Nowadays, it’s not too difficult at all to get some advice on how to stay healthy. There are plenty of blogs trying to collect and collate health advice that has worked and want to help you stay on the straight and narrow. However, there’s also a lot of advice out there that might lead down exactly the wrong path. They might be trying to get your money, they might be untested, they might even have good intentions but bad ideas. Here are a few reasons you want to always look for a second opinion when it comes to health and fitness.
Misinformation sticks on the net
So much of our knowledge is assumed because it’s what we’ve always heard time and time again. Old wives’ tales, misinformation, call it whatever you want. You should accept a piece of online just because it matches up with some factoid you’ve always known. That’s how you get into those “healthy” practices that might not actually be all that good for you. For instance, the idea that smoothies are 100% healthy with little-to-no-downsides without considering the amount of glucose that tends to be in them. You have to be willing to challenge your ideas to see if they’re missing any semblance of truth.
Be wary of “experts”
There are a lot of people sharing health tips who aren’t exactly experts. That doesn’t mean you shouldn’t trust that they don’t know what they’re talking about. Many speak from experience or from their own degree of learning. If someone is trying to sell you on the benefits of a specific diet, supplement, or workout tool, that’s when you should look for their expertise. For instance, if it’s part of a diet, then you need to ask if they’re giving you bad nutrition advice. Do they show the science that backs up what they’re telling you? Can you find that same reasoning from other reputable sources? Are you given “guaranteed” results? If something sounds too good to be true, it probably is.
There are usually better alternatives around
Sometimes, the advice you’re getting isn’t necessarily bad. It just might not be the best option for you. If you’ve discovered the power of a certain exercise, then you should look up more information around it to see if there are other exercises that do it better or ways to improve your form to get better results and decrease your chances of injury. You should also be aware of the price tag that comes attached to such information, especially if it’s part of a whole workout regime. Like the updated Kayla Itsines review shows, there are many of these workout methods that seem like they have a reasonable price on the face of it. With a bit of extra research from other fitness nuts, however, you can see that the extended plan, which is usually what you’re truly looking for, costs a lot more than expected. Often, there’s a good chance you could get the equivalent for much cheaper from another source.
There’s a lot of pseudoscience going around
Then there are those who read up on one of the many holistic approaches to health and fitness going around.

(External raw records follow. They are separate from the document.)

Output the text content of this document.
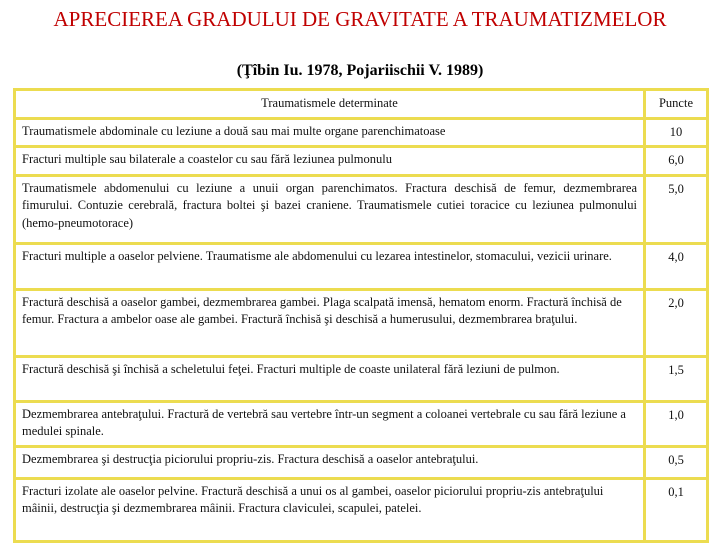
APRECIEREA GRADULUI DE GRAVITATE A TRAUMATIZMELOR
(Ţîbin Iu. 1978, Pojariischii V. 1989)
Traumatismele determinate	Puncte
Traumatismele abdominale cu leziune a două sau mai multe organe parenchimatoase	10
Fracturi multiple sau bilaterale a coastelor cu sau fără leziunea pulmonulu	6,0
Traumatismele abdomenului cu leziune a unuii organ parenchimatos. Fractura deschisă de femur, dezmembrarea fimurului. Contuzie cerebrală, fractura boltei şi bazei craniene. Traumatismele cutiei toracice cu leziunea pulmonului (hemo-pneumotorace)	5,0
Fracturi multiple a oaselor pelviene. Traumatisme ale abdomenului cu lezarea intestinelor, stomacului, vezicii urinare.	4,0
Fractură deschisă a oaselor gambei, dezmembrarea gambei. Plaga scalpată imensă, hematom enorm. Fractură închisă de femur. Fractura a ambelor oase ale gambei. Fractură închisă şi deschisă a humerusului, dezmembrarea braţului.	2,0
Fractură deschisă şi închisă a scheletului feţei. Fracturi multiple de coaste unilateral fără leziuni de pulmon.	1,5
Dezmembrarea antebraţului. Fractură de vertebră sau vertebre într-un segment a coloanei vertebrale cu sau fără leziune a medulei spinale.	1,0
Dezmembrarea şi destrucţia piciorului propriu-zis. Fractura deschisă a oaselor antebraţului.	0,5
Fracturi izolate ale oaselor pelvine. Fractură deschisă a unui os al gambei, oaselor piciorului propriu-zis antebraţului mâinii, destrucţia şi dezmembrarea mâinii. Fractura claviculei, scapulei, patelei.	0,1
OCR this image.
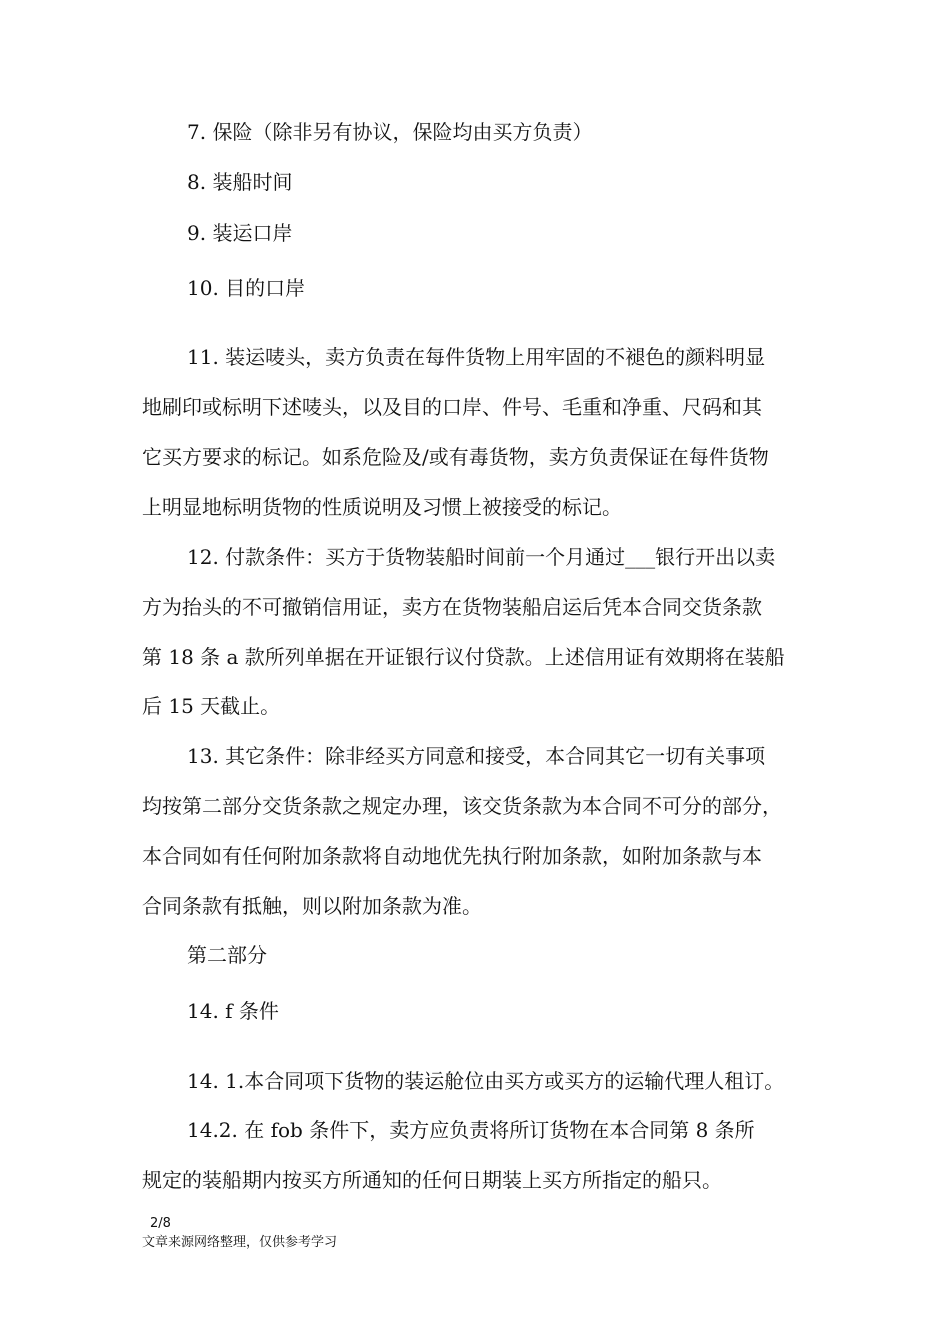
7. 保险（除非另有协议，保险均由买方负责）
8. 装船时间
9. 装运口岸
10. 目的口岸
11. 装运唛头，卖方负责在每件货物上用牢固的不褪色的颜料明显
地刷印或标明下述唛头，以及目的口岸、件号、毛重和净重、尺码和其
它买方要求的标记。如系危险及/或有毒货物，卖方负责保证在每件货物
上明显地标明货物的性质说明及习惯上被接受的标记。
12. 付款条件：买方于货物装船时间前一个月通过___银行开出以卖
方为抬头的不可撤销信用证，卖方在货物装船启运后凭本合同交货条款
第 18 条 a 款所列单据在开证银行议付贷款。上述信用证有效期将在装船
后 15 天截止。
13. 其它条件：除非经买方同意和接受，本合同其它一切有关事项
均按第二部分交货条款之规定办理，该交货条款为本合同不可分的部分，
本合同如有任何附加条款将自动地优先执行附加条款，如附加条款与本
合同条款有抵触，则以附加条款为准。
第二部分
14. f 条件
14. 1.本合同项下货物的装运舱位由买方或买方的运输代理人租订。
14.2. 在 fob 条件下，卖方应负责将所订货物在本合同第 8 条所
规定的装船期内按买方所通知的任何日期装上买方所指定的船只。
2/8
文章来源网络整理，仅供参考学习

It’s uncomfortable disturbing other people’s’ beliefs, but when it comes to following health advice, you should be rigorous in investigating the science around it. For instance, looking at the notion of “detoxing” your life. You can detox the air of your home so it has fewer allergens, you can eat things that improve the detoxing nature of your kidneys and liver. But the idea of flushing your body of any imperfections and pollutants has been harshly contested by a number of sources. But because the idea caught on, it has become a booming health sub-industry.
You might even hurt yourself
When it comes to diets, in particular, you should always be looking to build an internal knowledge of what nutrition you need, how you measure calories, and what your body truly needs. That’s because there are a lot of dangerous diets that can help you achieve certain results but also increase your risk of causing yourself some hurt in another way. The Atkins diet and its role in increasing the risk of heart disease is a prominent example.
If something really works, then you’re going to be able to find the arguments for and against it but still be able to judge in its favor. Be wary of any health products or diets or exercises that have overwhelmingly positive receptions. There’s a chance you might not be seeing the whole picture.